Les voix sont de plus en plus présentes dans la vie de la jeune femme et les plans qu’elle fait parvenir à son maître d’œuvre deviennent de plus en plus insensés. Des escaliers qui ne mènent nulle part, sur un mur ou sur un autre escalier qui descend. Des portes s’ouvrent elles aussi sur des murs ou sur le vide. La maison compte toutes sortes d’anomalies et bizarreries. Des chambres sans fenêtres, des escaliers qui n’en finissent pas, montant et descendant sur toute la superficie de la maison.

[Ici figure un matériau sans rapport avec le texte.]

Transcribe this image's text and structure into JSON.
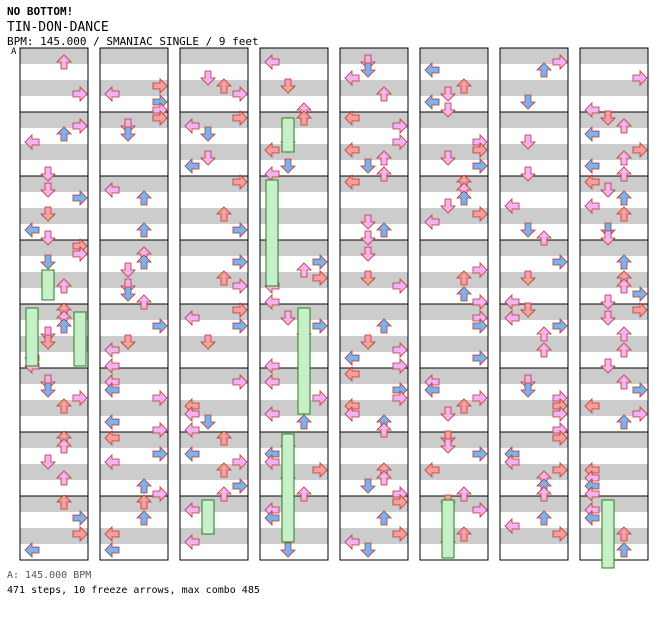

Au fur et à mesure de l’agrandissement du manoir, Hélène organise des fêtes somptueuses où les convives sont des fantômes. La table est dressée pour tous les invités invisibles. Les cuisiniers préparent des petits plats plus appétissants les uns que les autres qui reviennent intacts aux cuisines et pour cause ! Ce sont les domestiques qui, alors, en profitent.

Les festivités durent tard dans la nuit. Hélène danse avec ses esprits, chante et discute avec eux. Le personnel espionne la maîtresse de maison en pouffant de rire, mais lorsqu’Henri les surprend, il les sermonne en leur rappelant que c’est madame Hélène qui paie leurs gages et les renvoie en cuisine. Mais au fond de lui, il a peur. Sa patronne est en train de sombrer dans la folie. Peu à peu, tout le monde évite le manoir. Les habitants du village ne viennent plus l’admirer comme autrefois. Pour eux, la « Roseraie » est un lieu maudit. Même les domestiques préfèrent démissionner plutôt que rester travailler pour une démente. Pour tous, Hélène de Lavignac a définitivement perdu l’esprit.

Elle a décidé de faire construire une seconde tour. La veuve passe la majorité de son temps à scier, clouer dans le grenier. Les esprits veulent qu’elle fasse certaines choses par elle-même.

Elle a presque fini d’achever l’escalier qui mène à la nouvelle tourelle. Le plus dur est de trouver des ouvriers qui veuillent travailler pour elle. Mais la promesse d’une grosse prime lui permet de trouver quelques courageux. Toutefois, ces derniers ne restent pas longtemps.

2

1920

Hélène vient de fêter la nouvelle année seule dans son immense demeure toujours en travaux. Plus personne ne vient la voir.

L’année précédente, certains de ses anciens amis ont répondu présents à sa réception pour la nouvelle année. En pleines festivités, ils ont vu Hélène monter sur une table en levant jupe et jupons et se mettre à parler à une personne invisible avant de devenir complètement hystérique et bouger de façon totalement indécente. Trois hommes ont été nécessaires pour la maîtriser et un médecin présent a été contraint de lui administrer une forte dose de sédatif pour la calmer.